The primary endpoint was a composite outcome of all-cause mortality or first HF rehospitalization at 180 days. Secondary endpoints included, among others, all-cause mortality at 180 days.
- Baseline NT-proBNP levels did not influence the beneficial effects of HIC (n=542) versus usual care (n=535) on the primary endpoint, both when patients were divided based on NT-proBNP tertiles (P for interaction=0.1965) and when NT-proBNP level was evaluated as a continuous variable (P for interaction=0.3204).
- Similar results were found for the secondary endpoint (P for treatment-by-tertile interaction=0.5673).
Change in NT-proBNP during follow-up
- From randomization to 1 week after discharge, the NT-proBNP level in the HIC group decreased ≥30% in 149 patients (30%), was stable values (<30% decrease to ≤10% increase) in 212 (43%), and increased >10% in 135 patients (27%).
- At 2 weeks after randomization, patients who had increased NT-proBNP levels at 1 week were less likely to receive >50% target doses of RAASi, beta-blocker, and MRA—SGLT2 inhibitors were not included in the study design—and were on higher doses of loop diuretics compared with patients with stable or decreased NT-proBNP levels (all P<0.0001). After the first weeks postdischarge, these differences became smaller.
- Initially, the rate of all-cause mortality or HF rehospitalization differed between patients with increased, stable, and decreased NT-proBNP levels at 1 week. At 60 days, the rate was 8.3% in patients with a 1-week NT-proBNP increase versus 2.2% in those with a 1-week NT-proBNP decrease (P=0.039), and it was 11.1% and 4.0%, respectively, at 90 days (P=0.045).
- However, the occurrence of all-cause mortality or HF rehospitalization at 180 days (i.e., primary endpoint) was similar (1-week NT-proBNP increase vs. decrease: 13.5% vs. 13.2%; HR: 1.10; 95%CI: 0.51–2.38; P=0.93).
- The rate of 180-day all-cause mortality (i.e., secondary endpoint) was also similar for patients with increased, stable and decreased NT-proBNP (HR for 1-week NT-proBNP increase vs. decrease: 0.43; 95%CI: 0.11–1.59).
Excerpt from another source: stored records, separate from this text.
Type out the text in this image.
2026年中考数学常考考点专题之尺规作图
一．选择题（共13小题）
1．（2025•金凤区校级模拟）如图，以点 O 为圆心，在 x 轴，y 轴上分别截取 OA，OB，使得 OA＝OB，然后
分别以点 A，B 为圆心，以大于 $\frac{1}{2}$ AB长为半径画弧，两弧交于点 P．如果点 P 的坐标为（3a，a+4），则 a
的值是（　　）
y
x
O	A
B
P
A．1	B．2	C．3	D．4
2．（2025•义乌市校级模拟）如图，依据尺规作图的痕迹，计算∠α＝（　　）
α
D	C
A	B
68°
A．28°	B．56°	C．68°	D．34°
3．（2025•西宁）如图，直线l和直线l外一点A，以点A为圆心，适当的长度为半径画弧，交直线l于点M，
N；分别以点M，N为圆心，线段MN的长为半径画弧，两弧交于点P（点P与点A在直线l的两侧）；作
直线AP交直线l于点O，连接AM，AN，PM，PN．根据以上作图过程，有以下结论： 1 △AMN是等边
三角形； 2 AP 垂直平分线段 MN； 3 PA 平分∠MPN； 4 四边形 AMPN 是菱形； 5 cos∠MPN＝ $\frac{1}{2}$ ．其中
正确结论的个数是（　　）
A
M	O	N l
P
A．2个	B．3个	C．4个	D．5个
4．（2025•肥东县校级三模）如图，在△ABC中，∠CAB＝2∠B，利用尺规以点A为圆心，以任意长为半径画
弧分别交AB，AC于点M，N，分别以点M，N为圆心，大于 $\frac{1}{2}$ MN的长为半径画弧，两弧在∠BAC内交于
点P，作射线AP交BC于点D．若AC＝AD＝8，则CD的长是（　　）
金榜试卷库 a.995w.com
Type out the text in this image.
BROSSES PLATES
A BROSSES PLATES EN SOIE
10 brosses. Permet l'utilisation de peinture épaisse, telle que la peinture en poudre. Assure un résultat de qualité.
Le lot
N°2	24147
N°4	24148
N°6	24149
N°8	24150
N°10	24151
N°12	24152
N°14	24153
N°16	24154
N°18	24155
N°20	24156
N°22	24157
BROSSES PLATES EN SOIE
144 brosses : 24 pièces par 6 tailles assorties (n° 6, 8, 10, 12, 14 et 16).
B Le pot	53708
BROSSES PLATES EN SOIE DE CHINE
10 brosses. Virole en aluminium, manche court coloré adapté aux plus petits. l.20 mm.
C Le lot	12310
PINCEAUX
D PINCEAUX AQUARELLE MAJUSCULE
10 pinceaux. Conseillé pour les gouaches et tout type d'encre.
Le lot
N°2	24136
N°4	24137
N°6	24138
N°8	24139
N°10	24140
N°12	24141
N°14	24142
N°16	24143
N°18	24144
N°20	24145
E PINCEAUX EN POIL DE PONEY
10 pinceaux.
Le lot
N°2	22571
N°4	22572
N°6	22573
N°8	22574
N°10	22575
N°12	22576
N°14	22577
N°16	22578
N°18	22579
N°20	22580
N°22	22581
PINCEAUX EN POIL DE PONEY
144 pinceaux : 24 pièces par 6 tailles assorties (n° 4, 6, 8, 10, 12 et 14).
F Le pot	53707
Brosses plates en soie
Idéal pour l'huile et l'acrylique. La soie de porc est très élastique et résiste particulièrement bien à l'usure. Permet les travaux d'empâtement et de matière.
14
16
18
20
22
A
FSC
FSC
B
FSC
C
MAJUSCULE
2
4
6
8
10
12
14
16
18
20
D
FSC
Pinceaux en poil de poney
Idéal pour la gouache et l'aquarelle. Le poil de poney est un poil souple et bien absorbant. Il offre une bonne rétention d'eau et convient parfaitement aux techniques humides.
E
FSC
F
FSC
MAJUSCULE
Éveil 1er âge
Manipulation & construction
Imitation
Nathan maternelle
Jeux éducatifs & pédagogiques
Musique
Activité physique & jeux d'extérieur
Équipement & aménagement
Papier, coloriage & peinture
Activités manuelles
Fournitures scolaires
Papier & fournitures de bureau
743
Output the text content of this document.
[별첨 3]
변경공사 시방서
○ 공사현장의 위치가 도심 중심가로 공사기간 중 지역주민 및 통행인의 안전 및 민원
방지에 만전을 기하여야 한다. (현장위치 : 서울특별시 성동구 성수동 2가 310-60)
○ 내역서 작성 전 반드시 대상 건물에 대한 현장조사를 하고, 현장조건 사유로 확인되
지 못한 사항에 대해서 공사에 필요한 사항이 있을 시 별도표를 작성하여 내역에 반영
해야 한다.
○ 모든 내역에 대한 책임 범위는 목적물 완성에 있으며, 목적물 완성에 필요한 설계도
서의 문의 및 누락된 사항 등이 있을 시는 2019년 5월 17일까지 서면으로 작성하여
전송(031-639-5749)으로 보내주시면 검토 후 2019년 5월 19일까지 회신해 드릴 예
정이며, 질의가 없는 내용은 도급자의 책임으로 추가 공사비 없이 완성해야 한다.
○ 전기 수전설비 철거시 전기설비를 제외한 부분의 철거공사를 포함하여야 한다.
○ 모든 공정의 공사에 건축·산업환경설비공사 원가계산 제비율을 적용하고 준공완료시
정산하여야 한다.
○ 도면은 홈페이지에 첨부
In this analysis of the STRONG-HF trial, HIC reduced the rate of all-cause mortality or HF rehospitalization at 180 days (i.e., primary endpoint) in AHF patients compared with usual care, regardless of baseline NT-proBNP levels. In the HIC group, patients who showed increased NT-proBNP levels between randomization and 1 week thereafter were less likely to receive >50% GRMT target doses and were on higher loop diuretic doses compared with those with an NT-proBNP decrease. The early postdischarge NT-proBNP change was associated with a poorer outcome up at 60 and 90 days but not at 180 days.
The authors state the following: “Our analysis suggest[s] a new role for NT-proBNP measurements in the context of rapid uptitration of GRMT as they can alert the physician that the patient has persistent congestion and is not tolerating rapid GRMT uptitration [well], so that beta-blocker titration must be slowed or interrupted and/or higher diuretic doses must be administered.”